To cushion the impact of the coronavirus outbreak on the economies of various countries the International Monetary Fund (IMF) has disbursed $22 billion in emergency financing to nearly 60 countries This was disclosed by the Bretton Wood institution’s Managing Director, Ms Kristalina Georgieva, at the United Nations event on Financing for Development in the Era of COVID-19.
She stated: “We are providing emergency financing on unprecedented scale – we have already disbursed $22 billion to nearly 60 countries and continue to receive and process new requests.  Never before have we supported so many countries at the same time and at such speed.”
Ms Georgieva said the lender was exploring ways to deploy Special Drawing Rights (SDRs) to support low-income and small economies, stating that the Fund, together with the World Bank, was also supporting the G20 debt service suspension initiative that could make about $12 billion available to eligible low-income countries.
“We are at the service of our members to fight the crisis and underpin sustainable and inclusive global recovery. After the global financial crisis, our shareholders had the wisdom to quadruple the Fund’s lending capacity to $1 trillion and we are ready to use this capacity to the fullest, working together with all of you,” she stated.
According to her, countries with weaker fundamentals, especially in terms of high debt levels, with dependence on hard-hit sectors, or affected by conflict, are suffering and market access remains difficult, or impossible.
“From commodity exporters in sub-Saharan Africa to the tourism-dependent small island economies in the Caribbean and elsewhere, 2020 is expected to result in their worst GDP growth outcome in decades and a large decline in per capita income,” she added.
She noted that 170 countries – almost 90 percent of the world, would have been badly hit by the crisis at the end of this year, noting that recent data indicates that global output could even shrink by more than the 3.0 percent this year that the IMF had initially projected.
She, however, said IMF was expecting partial recovery in 2021  and welcomed the decisive actions taken by policy makers around the world to stabilize the economy.

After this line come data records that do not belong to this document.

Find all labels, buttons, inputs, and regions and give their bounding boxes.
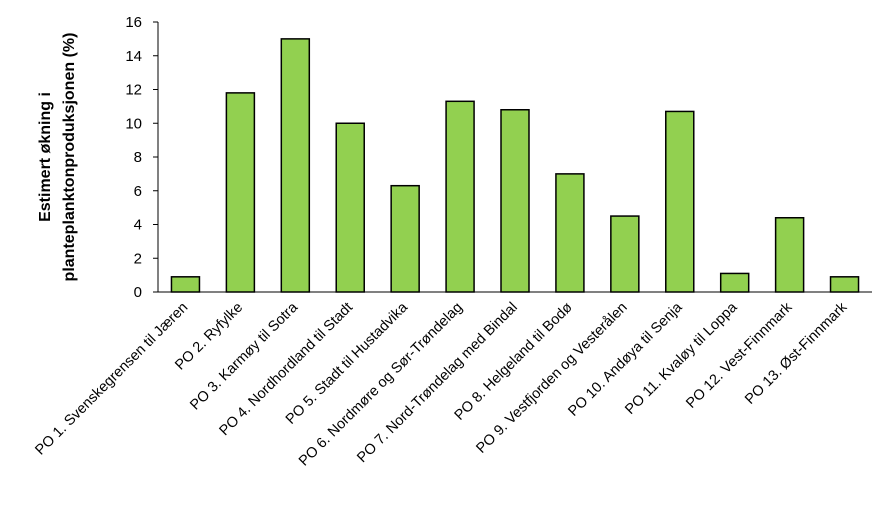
y-axis-label-line-2: planteplanktonproduksjonen (%) xyxy=(61,33,78,282)
bar xyxy=(170,276,201,293)
y-tick-label: 6 xyxy=(134,183,142,200)
y-tick-label: 12 xyxy=(125,82,142,99)
x-category-label: PO 11. Kvaløy til Loppa xyxy=(622,299,741,418)
x-category-label: PO 1. Svenskegrensen til Jæren xyxy=(32,300,191,459)
y-tick-label: 8 xyxy=(134,149,142,166)
y-tick-label: 10 xyxy=(125,115,142,132)
bar xyxy=(719,272,750,293)
bar xyxy=(225,92,256,293)
bar xyxy=(555,173,585,293)
y-axis-ticks: 0 2 4 6 8 10 12 14 16 xyxy=(125,14,158,301)
y-tick-label: 16 xyxy=(125,14,142,31)
bar xyxy=(500,109,530,293)
bar xyxy=(445,100,475,293)
y-tick-label: 0 xyxy=(134,284,142,301)
y-tick-label: 2 xyxy=(134,250,142,267)
y-axis-label-line-1: Estimert økning i xyxy=(37,92,54,222)
bar xyxy=(774,217,805,293)
x-category-label: PO 3. Karmøy til Sotra xyxy=(187,299,302,414)
bar xyxy=(335,122,365,293)
y-tick-label: 4 xyxy=(134,217,142,234)
bar xyxy=(829,276,860,293)
y-tick-label: 14 xyxy=(125,48,142,65)
bars xyxy=(170,38,860,293)
bar xyxy=(610,215,640,293)
x-category-label: PO 13. Øst-Finnmark xyxy=(742,299,851,408)
x-category-label: PO 12. Vest-Finnmark xyxy=(683,299,796,412)
bar xyxy=(390,184,420,293)
bar xyxy=(665,110,695,293)
bar xyxy=(280,38,311,293)
y-axis-label: Estimert økning i planteplanktonproduksj… xyxy=(37,33,78,282)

“Crucially, central banks responded swiftly and forcefully to the dramatic shock of this crisis as, in February and March, volatility spiked, liquidity deteriorated significantly, and massive asset market dislocations materialised.
“By cutting interest rates, purchasing over $4 trillion of assets and announcing plans for more, and introducing foreign currency swap lines, major central banks helped abate strains in financial markets, and ease global financial conditions,” Ms Georgieva noted.
Despite this, she said financial conditions remain dependent on uncertain economic and health developments, warning that countries are now facing bankruptcies, which could affect banks, particularly those with weaker buffers.
“To counter the impact of the crisis and support recovery, we advocate continued fiscal support, especially for workers and small and medium-sized enterprises. Globally, fiscal actions so far amount to about $9 trillion and significant further efforts will be needed in the months ahead,” she said.